For decades the word Katyn, for the Poles, has stood for an unspeakable crime as well as tragedy. Henceforth, it will stand also for an additional national disaster but perhaps also for hope.
In the past, Katyn signified mass murder committed in 1940 in a forest just west of the Russian town of Smolensk by troops of the Soviet Union, who killed defenseless Polish prisoners of war. The victims of the atrocity accounted for much of Poland's military as well as intellectual elite. The second Katyn tragedy the April 10 crash on the approach to Smolensk airport of a plane carrying dignitaries to a ceremony commemorating that very 1940 massacre led to the death of nearly 100 of the top political personalities of a newly independent, and once again democratic, Poland. Those who died on this modern pilgrimage of peace included Poland's President, Lech Kaczynski.
And yet it is possible that future historians will see in these combined events and especially in the consequence of the second one the beginning of a truly significant turning point in Polish-Russian relations. Should that come to pass, it would represent a geopolitical change in Europe of genuinely historic proportions.

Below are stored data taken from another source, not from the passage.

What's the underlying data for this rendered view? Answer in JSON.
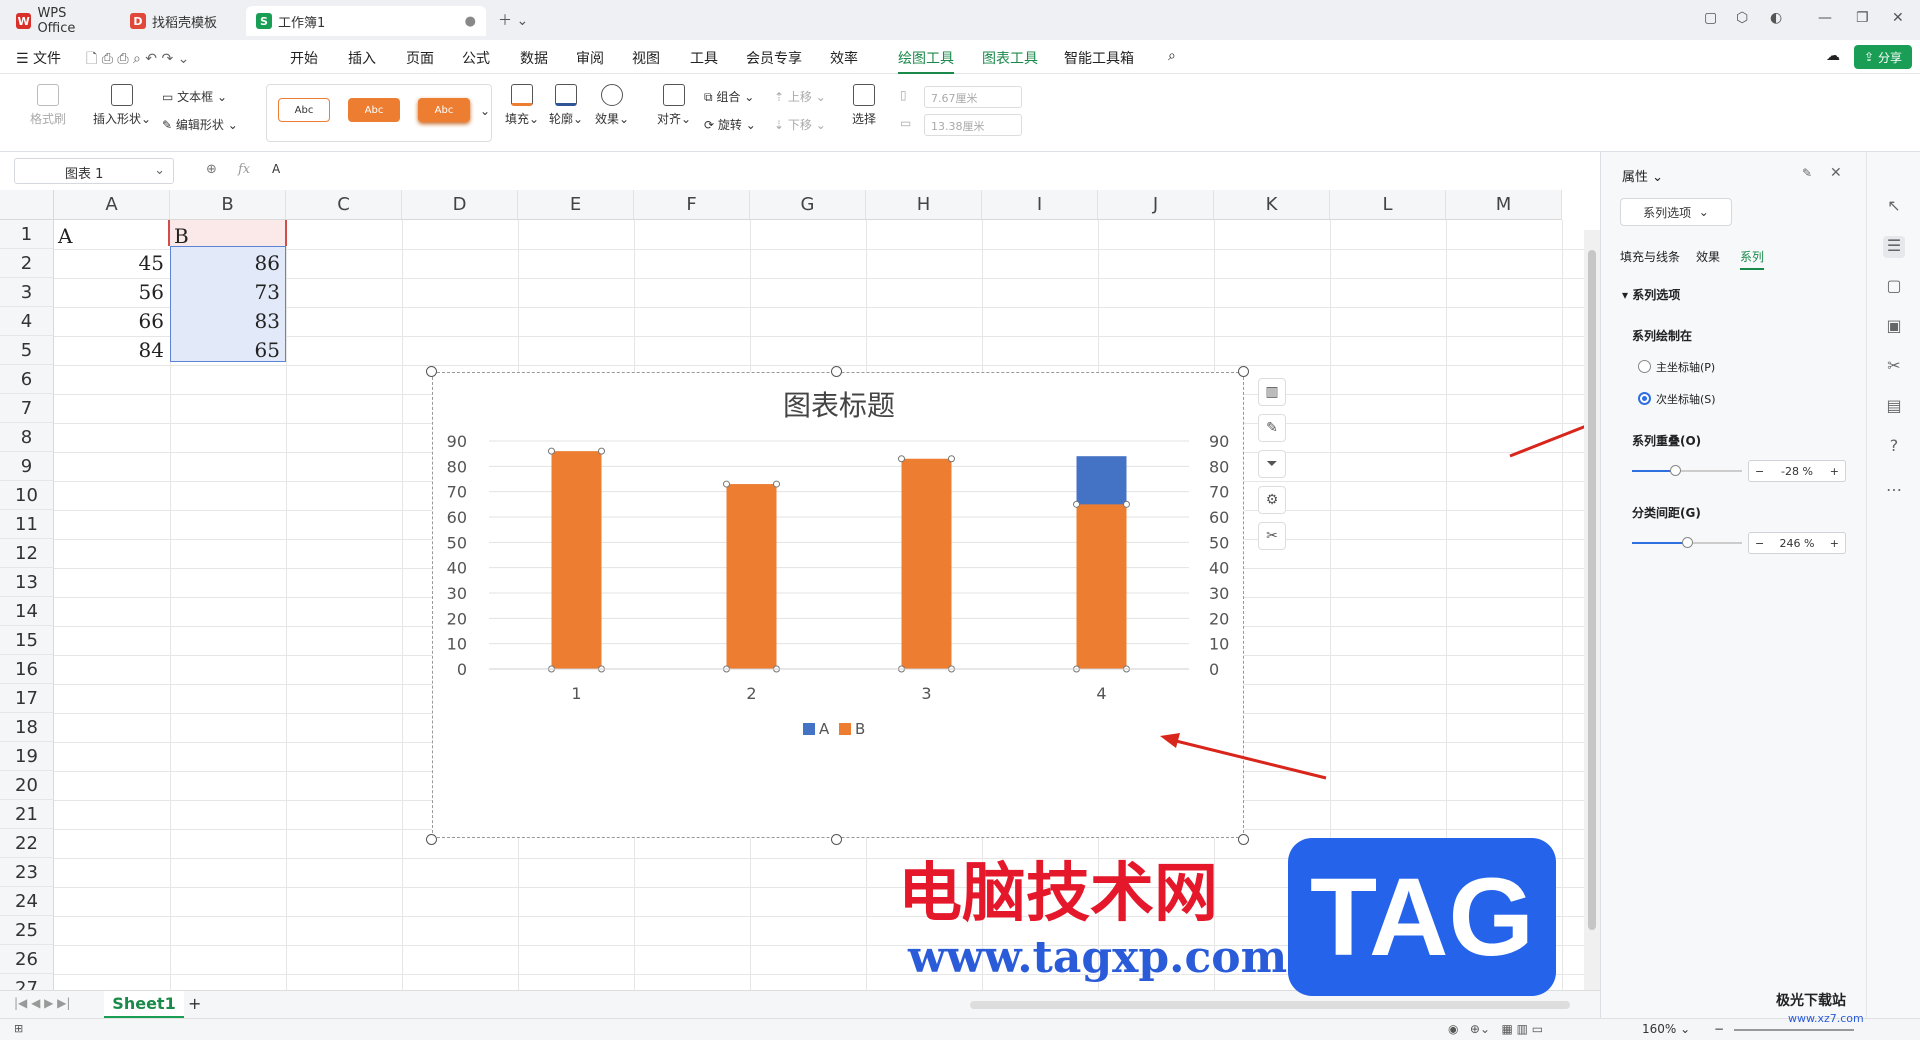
{
  "tabs": [
    {
      "label": "WPS Office",
      "color": "#d9302a"
    },
    {
      "label": "找稻壳模板",
      "color": "#e0483a"
    },
    {
      "label": "工作簿1",
      "color": "#1a9e55",
      "icon": "S"
    }
  ],
  "menu": {
    "file": "文件",
    "items": [
      "开始",
      "插入",
      "页面",
      "公式",
      "数据",
      "审阅",
      "视图",
      "工具",
      "会员专享",
      "效率"
    ],
    "drawing_tools": "绘图工具",
    "chart_tools": "图表工具",
    "smart_tools": "智能工具箱",
    "share": "分享"
  },
  "ribbon": {
    "format_painter": "格式刷",
    "insert_shape": "插入形状",
    "text_box": "文本框",
    "edit_shape": "编辑形状",
    "style_sample": "Abc",
    "fill": "填充",
    "outline": "轮廓",
    "effect": "效果",
    "align": "对齐",
    "group": "组合",
    "rotate": "旋转",
    "bring_forward": "上移",
    "send_backward": "下移",
    "select": "选择",
    "height": "7.67厘米",
    "width": "13.38厘米"
  },
  "formula": {
    "name_box": "图表 1",
    "fx": "fx",
    "content": "A"
  },
  "columns": [
    "A",
    "B",
    "C",
    "D",
    "E",
    "F",
    "G",
    "H",
    "I",
    "J",
    "K",
    "L",
    "M"
  ],
  "rows": [
    "1",
    "2",
    "3",
    "4",
    "5",
    "6",
    "7",
    "8",
    "9",
    "10",
    "11",
    "12",
    "13",
    "14",
    "15",
    "16",
    "17",
    "18",
    "19",
    "20",
    "21",
    "22",
    "23",
    "24",
    "25",
    "26",
    "27"
  ],
  "cells": {
    "headers": [
      "A",
      "B"
    ],
    "a": [
      "45",
      "56",
      "66",
      "84"
    ],
    "b": [
      "86",
      "73",
      "83",
      "65"
    ]
  },
  "chart_data": {
    "type": "bar",
    "title": "图表标题",
    "categories": [
      "1",
      "2",
      "3",
      "4"
    ],
    "series": [
      {
        "name": "A",
        "values": [
          45,
          56,
          66,
          84
        ],
        "color": "#4472c4",
        "axis": "secondary"
      },
      {
        "name": "B",
        "values": [
          86,
          73,
          83,
          65
        ],
        "color": "#ed7d31",
        "axis": "secondary"
      }
    ],
    "ylim": [
      0,
      90
    ],
    "yticks": [
      "0",
      "10",
      "20",
      "30",
      "40",
      "50",
      "60",
      "70",
      "80",
      "90"
    ],
    "legend": "bottom"
  },
  "sheet": {
    "name": "Sheet1",
    "add": "+"
  },
  "panel": {
    "title": "属性",
    "dropdown": "系列选项",
    "tabs": [
      "填充与线条",
      "效果",
      "系列"
    ],
    "section": "系列选项",
    "plot_on": "系列绘制在",
    "primary": "主坐标轴(P)",
    "secondary": "次坐标轴(S)",
    "overlap_label": "系列重叠(O)",
    "overlap_value": "-28",
    "gap_label": "分类间距(G)",
    "gap_value": "246",
    "unit": "%",
    "minus": "−",
    "plus": "+"
  },
  "status": {
    "zoom": "160%"
  },
  "watermark": {
    "cn": "电脑技术网",
    "url": "www.tagxp.com",
    "tag": "TAG",
    "brand": "极光下载站",
    "brand_url": "www.xz7.com"
  }
}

A few days before the second tragedy, the Polish Prime Minister, Donald Tusk, and the Russian Prime Minister, Vladimir Putin, met to formalize a protracted process of painful accommodation regarding the Katyn crime. What happened in the forest 70 years ago was for many years a forbidden fact of life in Polish society. From the end of World War II to 1989, Poland was politically subservient to the Soviet Union. Even the closest relatives of those who perished at Katyn were not allowed to talk about it. People who claimed that their fathers or grandfathers had died on a certain date in 1940 were often viewed with suspicion; it was thought that they might be aware of who the killers really were. It was not until the era of Boris Yeltsin, President of Russia from 1991 to 1999, that a serious process to acknowledge what had happened in the past was initiated.

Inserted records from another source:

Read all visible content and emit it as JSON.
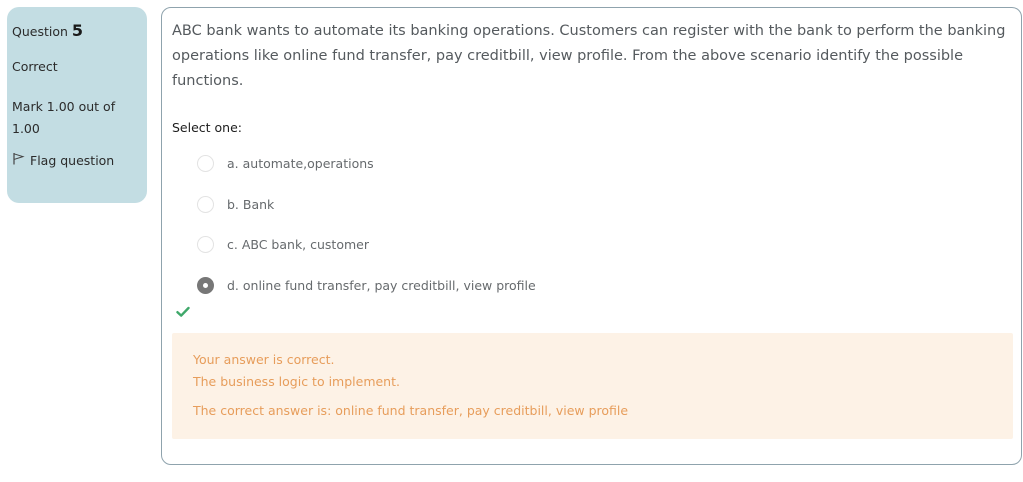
{
  "info": {
    "question_label": "Question",
    "question_number": "5",
    "state": "Correct",
    "grade": "Mark 1.00 out of 1.00",
    "flag_label": "Flag question",
    "flag_icon": "flag-icon"
  },
  "question": {
    "text": "ABC bank wants to automate its banking operations. Customers can register with the bank to perform the banking operations like online fund transfer, pay creditbill, view profile. From the above scenario identify the possible functions.",
    "prompt": "Select one:",
    "options": [
      {
        "label": "a. automate,operations",
        "selected": false
      },
      {
        "label": "b. Bank",
        "selected": false
      },
      {
        "label": "c. ABC bank, customer",
        "selected": false
      },
      {
        "label": "d. online fund transfer, pay creditbill, view profile",
        "selected": true
      }
    ],
    "result_icon": "checkmark-icon"
  },
  "feedback": {
    "result": "Your answer is correct.",
    "general": "The business logic to implement.",
    "correct_answer": "The correct answer is: online fund transfer, pay creditbill, view profile"
  },
  "colors": {
    "info_bg": "#c3dde3",
    "feedback_bg": "#fdf2e6",
    "feedback_text": "#e79d5b",
    "check_green": "#3fa86a"
  }
}
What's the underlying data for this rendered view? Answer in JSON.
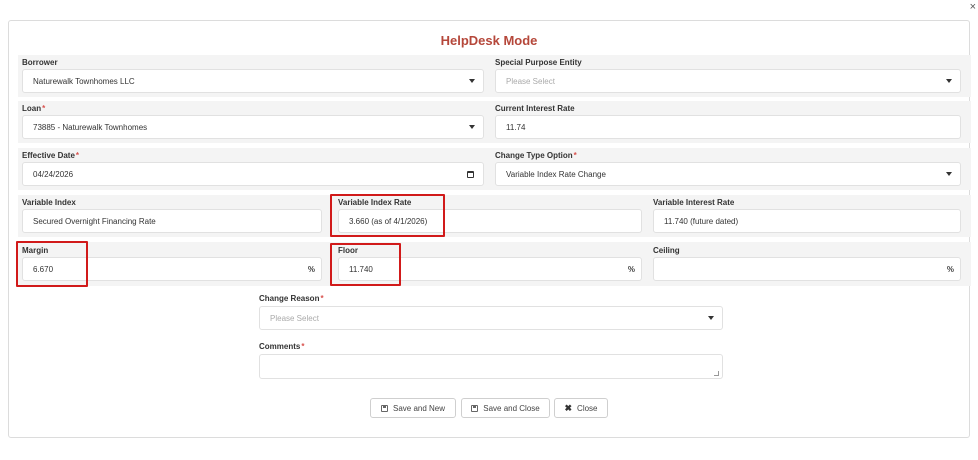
{
  "window": {
    "close_glyph": "×"
  },
  "title": "HelpDesk Mode",
  "fields": {
    "borrower": {
      "label": "Borrower",
      "value": "Naturewalk Townhomes LLC"
    },
    "spe": {
      "label": "Special Purpose Entity",
      "placeholder": "Please Select"
    },
    "loan": {
      "label": "Loan",
      "value": "73885 - Naturewalk Townhomes"
    },
    "current_rate": {
      "label": "Current Interest Rate",
      "value": "11.74"
    },
    "effective_date": {
      "label": "Effective Date",
      "value": "04/24/2026"
    },
    "change_type": {
      "label": "Change Type Option",
      "value": "Variable Index Rate Change"
    },
    "variable_index": {
      "label": "Variable Index",
      "value": "Secured Overnight Financing Rate"
    },
    "variable_index_rate": {
      "label": "Variable Index Rate",
      "value": "3.660 (as of 4/1/2026)"
    },
    "variable_interest_rate": {
      "label": "Variable Interest Rate",
      "value": "11.740 (future dated)"
    },
    "margin": {
      "label": "Margin",
      "value": "6.670",
      "unit": "%"
    },
    "floor": {
      "label": "Floor",
      "value": "11.740",
      "unit": "%"
    },
    "ceiling": {
      "label": "Ceiling",
      "value": "",
      "unit": "%"
    },
    "change_reason": {
      "label": "Change Reason",
      "placeholder": "Please Select"
    },
    "comments": {
      "label": "Comments",
      "value": ""
    }
  },
  "required_marker": "*",
  "buttons": {
    "save_new": "Save and New",
    "save_close": "Save and Close",
    "close": "Close",
    "close_icon": "✖"
  },
  "colors": {
    "title": "#b5473a",
    "highlight": "#d11a1a",
    "required": "#d9534f"
  }
}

When Tusk and Putin met on April 7, the goal of the two men was a formal and comprehensive reconciliation of their nations. Putin spoke at that event and spoke well. But he still spoke more as a statesman doing what was needed; somehow, he did not really connect, in a human sense, with the Poles. By contrast, within hours of the fatal plane crash outside Smolensk three days later, Putin himself was on the spot in Katyn, reaching out to the Poles in a spontaneously warm and compassionate fashion. That all of a sudden infused human feelings into an issue that had divided the two peoples.
It is difficult to tell what the long-term reactions in Poland will be to what has so recently transpired. Poland is still mourning its dead; it is possible that conspiracy theories could yet surface. But I feel confident that the gestures of the past few days will unleash a degree of reciprocal human warmth from the Poles and the Russians. There is a chance that together they will initiate a new era in the historically troubled relationship between their two nations.

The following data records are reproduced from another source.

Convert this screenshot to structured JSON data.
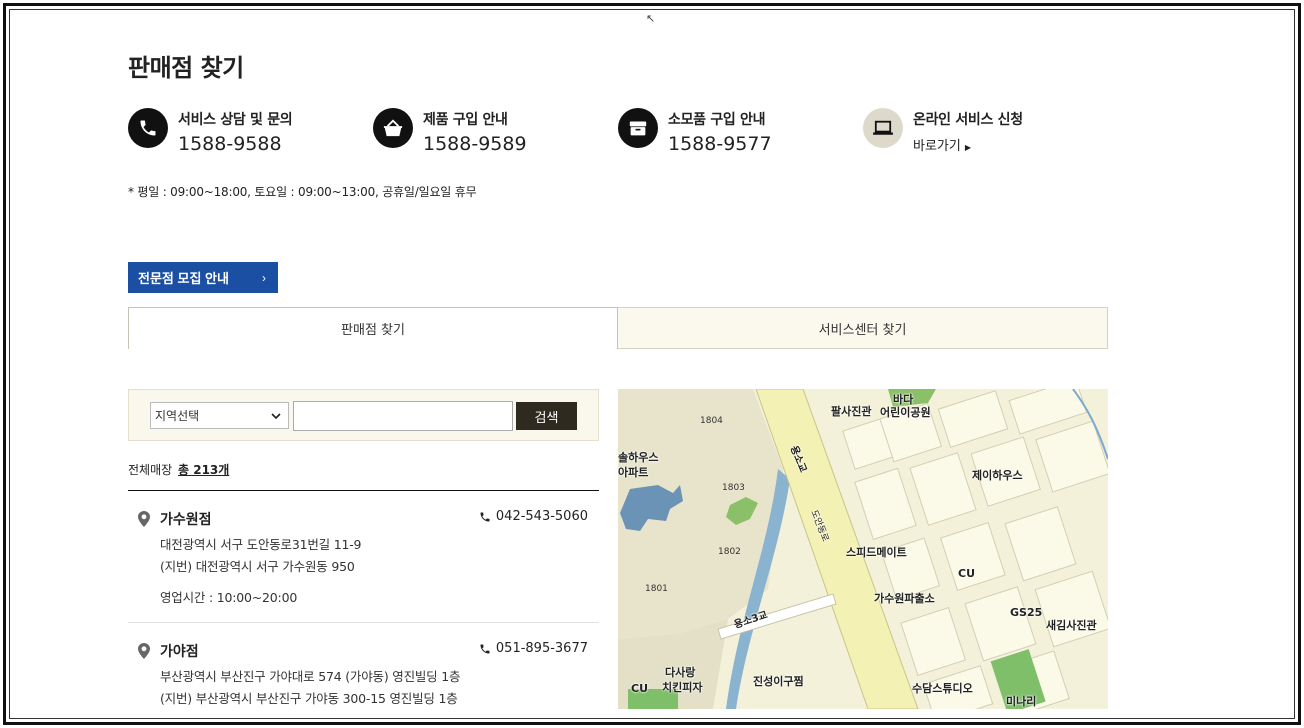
{
  "page": {
    "title": "판매점 찾기"
  },
  "contacts": [
    {
      "label": "서비스 상담 및 문의",
      "phone": "1588-9588",
      "icon": "phone-icon"
    },
    {
      "label": "제품 구입 안내",
      "phone": "1588-9589",
      "icon": "basket-icon"
    },
    {
      "label": "소모품 구입 안내",
      "phone": "1588-9577",
      "icon": "box-icon"
    },
    {
      "label": "온라인 서비스 신청",
      "link": "바로가기",
      "icon": "laptop-icon"
    }
  ],
  "hours_note": "* 평일 : 09:00~18:00, 토요일 : 09:00~13:00, 공휴일/일요일 휴무",
  "recruit_button": {
    "label": "전문점 모집 안내",
    "chevron": "›"
  },
  "tabs": [
    {
      "label": "판매점 찾기",
      "active": true
    },
    {
      "label": "서비스센터 찾기",
      "active": false
    }
  ],
  "search": {
    "region_selected": "지역선택",
    "keyword_value": "",
    "button_label": "검색"
  },
  "total": {
    "prefix": "전체매장",
    "count": "총 213개"
  },
  "stores": [
    {
      "name": "가수원점",
      "phone": "042-543-5060",
      "address": "대전광역시 서구 도안동로31번길 11-9",
      "lot_address": "(지번) 대전광역시 서구 가수원동 950",
      "hours": "영업시간 : 10:00~20:00"
    },
    {
      "name": "가야점",
      "phone": "051-895-3677",
      "address": "부산광역시 부산진구 가야대로 574 (가야동) 영진빌딩 1층",
      "lot_address": "(지번) 부산광역시 부산진구 가야동 300-15 영진빌딩 1층"
    }
  ],
  "map": {
    "labels": {
      "palsa": "팔사진관",
      "bada": "바다",
      "bada_park": "어린이공원",
      "hahouse_1": "솔하우스",
      "hahouse_2": "아파트",
      "jay": "제이하우스",
      "speed": "스피드메이트",
      "cu1": "CU",
      "police": "가수원파출소",
      "gs25": "GS25",
      "saekim": "새김사진관",
      "dasarang_1": "다사랑",
      "dasarang_2": "치킨피자",
      "cu2": "CU",
      "jinseong": "진성이구찜",
      "sudam": "수담스튜디오",
      "minari": "미나리",
      "yongso_bridge": "용소교",
      "doan_road": "도안동로",
      "yongso3": "용소3교"
    },
    "buildings": [
      "1804",
      "1803",
      "1802",
      "1801"
    ]
  },
  "colors": {
    "recruit_blue": "#1a4fa3",
    "search_btn": "#2f2a1f",
    "icon_light": "#dedacb"
  }
}
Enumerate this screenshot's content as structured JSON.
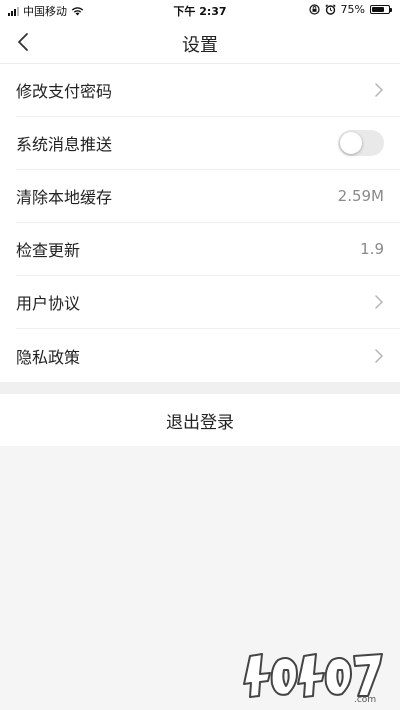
{
  "status_bar": {
    "carrier": "中国移动",
    "time": "下午 2:37",
    "battery_text": "75%",
    "battery_level": 0.75
  },
  "nav": {
    "title": "设置"
  },
  "settings": [
    {
      "label": "修改支付密码"
    },
    {
      "label": "系统消息推送",
      "toggle_on": false
    },
    {
      "label": "清除本地缓存",
      "value": "2.59M"
    },
    {
      "label": "检查更新",
      "value": "1.9"
    },
    {
      "label": "用户协议"
    },
    {
      "label": "隐私政策"
    }
  ],
  "logout_label": "退出登录",
  "watermark_text": "4O4O7.com",
  "icons": [
    "signal-icon",
    "wifi-icon",
    "orientation-lock-icon",
    "alarm-icon",
    "battery-icon",
    "back-arrow-icon",
    "chevron-right-icon"
  ]
}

Should that happen, the map of central Europe would be transformed. A Russian-Polish reconciliation is impossible to imagine without it leading also to greater security for others who live in proximity to Russia, whether they be Estonians or Ukrainians or perhaps even Georgians, who fought a brief war with Russia in 2008. One should not overestimate the consequences of a change in mood, but ultimately human affairs are shaped by human beings. The sensitivity with which Russian leaders have handled the tragedy, coupled with the determination of Poland's leaders to face the future without recrimination, augur well for what is to come.
If my hopeful perspective comes to pass, the evolving reconciliation between the Poles and the Russians will be another milestone in the process of a larger European accommodation. It is only in recent years that a genuine and socially far-reaching reconciliation between Poland and Germany bitter enemies in World War II took place. And it is only a matter of decades since something similar happened between the Germans and the French. A Europe in which old enmities like that between Russia and Poland have been put aside will in turn make the relationship of the U.S. with Russia easier.
In brief, maybe someday there will be a memorial in Katyn to all its victims: the earlier ones, whose death and suffering in 1940 was ignored for so long and even lied about, and the more recent ones, who perished on a mission of peace in 2010. If so, Katyn will have at last earned a more hopeful place in Europe's collective memory.